The genetics of adaptive responses to drought stress: abscisic acid-dependent and abscisic acid-independent signalling components

Drought stress is the major limitation to crop productivity. However, crops are genetically complex with many loci contributing quantitatively to a given physiological trait. Nonetheless, significant in-roads into the molecular mechanisms of drought-adaptive responses have been made from the use of Arabidopsis thaliana. In this special review, we will discuss results gleaned from reverse and forward genetic studies that revealed the involvement of both ABA-dependent and ABA-independent components. In particular, mutant analyses have highlighted the surprising prevalence of RNA metabolism in many key steps. We will also discuss our recent use of infrared thermography to visualize stomatal closure in response to dehydration as a means to identify novel regulatory genes. This has allowed us to recover mutations belonging to at least eight complementation groups. Analysis of six of these loci revealed that all of their corresponding mutations affect either abscisic acid (ABA) biosynthesis or perception.

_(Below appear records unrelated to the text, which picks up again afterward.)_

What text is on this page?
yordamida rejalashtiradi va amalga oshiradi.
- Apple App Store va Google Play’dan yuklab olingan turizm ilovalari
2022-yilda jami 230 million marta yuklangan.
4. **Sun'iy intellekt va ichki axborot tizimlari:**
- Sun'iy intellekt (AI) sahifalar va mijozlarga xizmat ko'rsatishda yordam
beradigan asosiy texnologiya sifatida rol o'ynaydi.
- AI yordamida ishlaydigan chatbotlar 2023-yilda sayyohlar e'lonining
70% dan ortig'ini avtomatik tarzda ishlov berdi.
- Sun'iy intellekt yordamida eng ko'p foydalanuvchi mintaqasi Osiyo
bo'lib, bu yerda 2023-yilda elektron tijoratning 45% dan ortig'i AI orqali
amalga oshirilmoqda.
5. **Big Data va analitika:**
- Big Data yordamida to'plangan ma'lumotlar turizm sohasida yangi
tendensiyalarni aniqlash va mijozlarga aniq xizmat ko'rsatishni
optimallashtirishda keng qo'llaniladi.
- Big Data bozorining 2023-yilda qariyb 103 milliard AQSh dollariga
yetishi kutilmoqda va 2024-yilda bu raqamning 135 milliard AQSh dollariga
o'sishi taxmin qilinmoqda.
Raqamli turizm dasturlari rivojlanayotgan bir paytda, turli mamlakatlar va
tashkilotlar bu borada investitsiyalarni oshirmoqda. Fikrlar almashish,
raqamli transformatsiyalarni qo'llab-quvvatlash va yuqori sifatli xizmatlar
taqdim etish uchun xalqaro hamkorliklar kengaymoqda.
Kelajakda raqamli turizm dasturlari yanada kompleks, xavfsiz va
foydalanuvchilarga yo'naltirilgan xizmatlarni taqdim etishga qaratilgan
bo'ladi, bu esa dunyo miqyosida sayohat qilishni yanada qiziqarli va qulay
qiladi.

Hence, in contrast to molecular studies on gene networks which pointed to the clear existence of multiple ABA- independent pathways in the control of dehydration tolerance, our results reinforce ABA-based signalling pathways as the predominant factor in primary or rapid responses. Finally, we will provide some details learned from the molecular analysis of OPEN STOMATA1 (OST1), a gene that encodes an ABA-activated kinase issued from this targeted genetic approach.